If you’re thinking of giving a child a fancy new toy or gadget, consider DIY materials instead…

By Janice O’Donnell, Executive Director, Providence Children’s Museum

I’ve recently returned from a visit to the UK where I spent a lot of time in “adventure playgrounds.” Not at all common in the US, adventure playgrounds are places where kids build houses and dens with scrap wood and fabric, use old tires for swings or bridges, prop boards to make ramps for bikes and skateboards, and generally create their own play. Back home, describing these places and activities, the people I’m talking with inevitably share their own childhood memories of making playthings out of found objects. They recall making forts out of boards and branches, doll clothes out of fabric scraps, telephones out of tin cans, drums out of oatmeal canisters.

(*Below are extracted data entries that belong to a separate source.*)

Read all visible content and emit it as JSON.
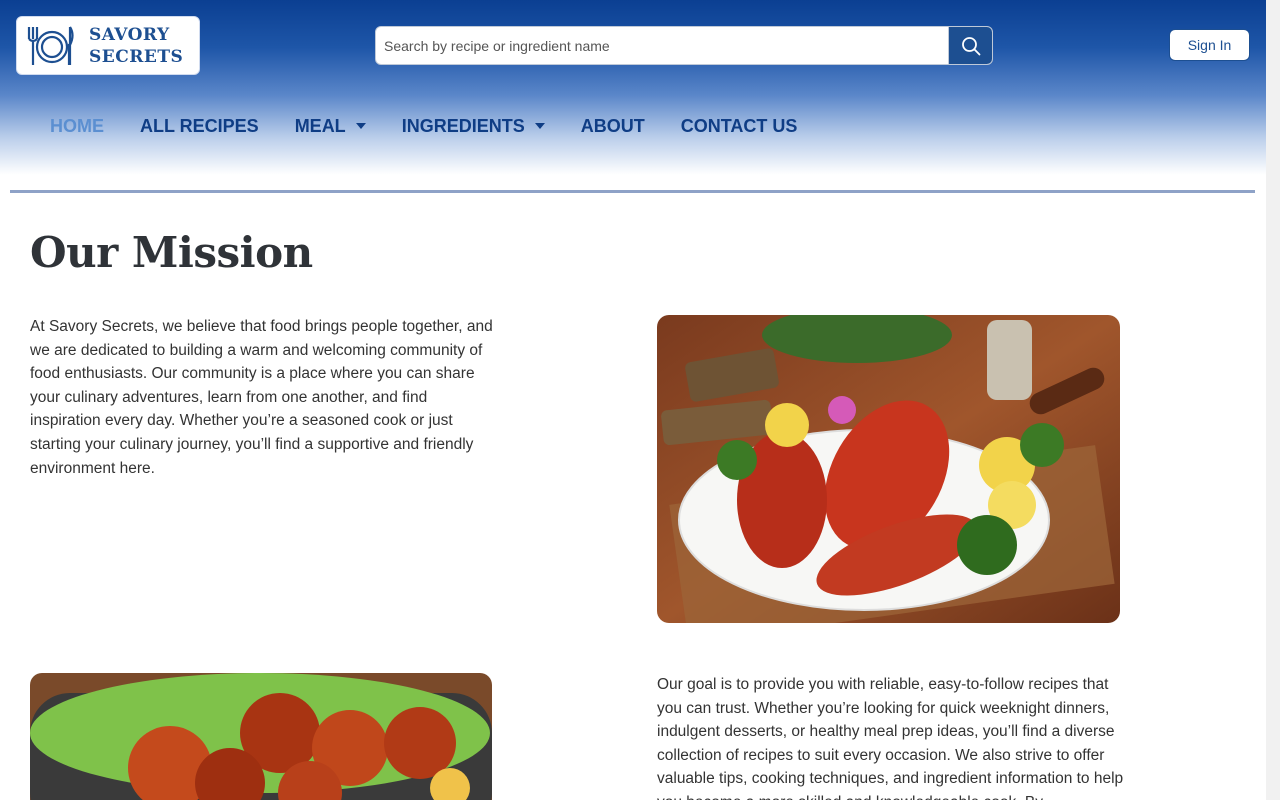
{
  "brand": {
    "line1": "SAVORY",
    "line2": "SECRETS",
    "icon": "plate-fork-knife-icon",
    "color": "#1d4f91"
  },
  "search": {
    "placeholder": "Search by recipe or ingredient name",
    "value": "",
    "icon": "search-icon"
  },
  "auth": {
    "signin_label": "Sign In"
  },
  "nav": {
    "items": [
      {
        "label": "HOME",
        "active": true
      },
      {
        "label": "ALL RECIPES"
      },
      {
        "label": "MEAL",
        "dropdown": true
      },
      {
        "label": "INGREDIENTS",
        "dropdown": true
      },
      {
        "label": "ABOUT"
      },
      {
        "label": "CONTACT US"
      }
    ]
  },
  "main": {
    "title": "Our Mission",
    "paragraph1": "At Savory Secrets, we believe that food brings people together, and we are dedicated to building a warm and welcoming community of food enthusiasts. Our community is a place where you can share your culinary adventures, learn from one another, and find inspiration every day. Whether you’re a seasoned cook or just starting your culinary journey, you’ll find a supportive and friendly environment here.",
    "paragraph2": "Our goal is to provide you with reliable, easy-to-follow recipes that you can trust. Whether you’re looking for quick weeknight dinners, indulgent desserts, or healthy meal prep ideas, you’ll find a diverse collection of recipes to suit every occasion. We also strive to offer valuable tips, cooking techniques, and ingredient information to help you become a more skilled and knowledgeable cook. By"
  },
  "colors": {
    "header_top": "#0b3f92",
    "nav_text": "#0f3d85",
    "nav_active": "#5b8fd1",
    "divider": "#8ea2c7",
    "title": "#2f3338"
  }
}
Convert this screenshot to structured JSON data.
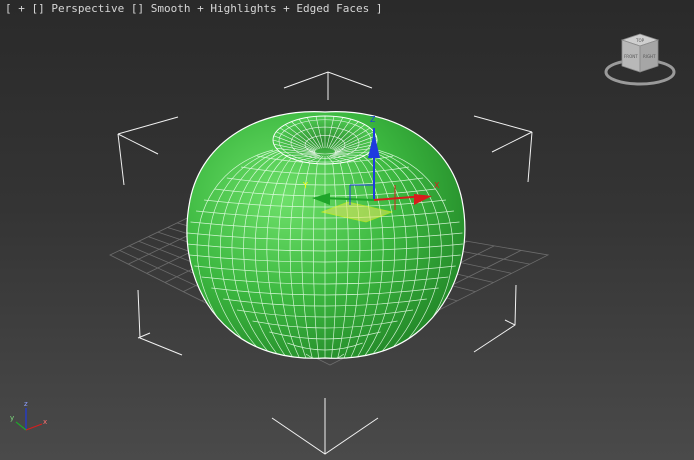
{
  "viewport": {
    "label_parts": {
      "open_bracket": "[",
      "plus": "+",
      "view_name": "Perspective",
      "shading_mode": "Smooth + Highlights + Edged Faces",
      "close_bracket": "]"
    }
  },
  "viewcube": {
    "top_face_label": "TOP",
    "front_face_label": "FRONT",
    "right_face_label": "RIGHT"
  },
  "gizmo": {
    "x_label": "X",
    "y_label": "Y",
    "z_label": "Z"
  },
  "axis_tripod": {
    "x_label": "x",
    "y_label": "y",
    "z_label": "z"
  },
  "colors": {
    "object_green": "#3cb840",
    "x_axis": "#d81d1d",
    "y_axis": "#1fa52a",
    "z_axis": "#1f3ae0",
    "selection_brackets": "#f2f2f2",
    "grid": "#6c6c6c"
  }
}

Dec2013-2Some of my own most intense play memories involve scavenging and constructing my playthings. I loved gathering up small scraps from my father’s woodworking and incorporating them into environments for my toy animals. I vividly remember a pail filled with tiny ends of wooden pegs that I used to make miniature fences. With the creativity of children, who see the possibilities in all things, shoes became cars for our Ginny dolls to drive and perfume bottles served as fancy lamps on building block tables.

Those were ideas of the moment, suggested by the perceived similarity of one object (an ornate bottle) to another (a glass lamp). There was also, in kid culture, knowledge that passed from child to child. Maybe there still is.  When we moved from the country, we copied the suburban kids who clothes-pinned baseball cards to their bicycle wheels. They made a wonderful motorcycle sound as they hit the spokes, rrrrrrrrr. A neighborhood boy showed me how to make a skateboard. We took apart outgrown roller skates and screwed the wheels to boards. I learned to measure, saw and sand making my first skateboard; I learned to measure more carefully making my second one.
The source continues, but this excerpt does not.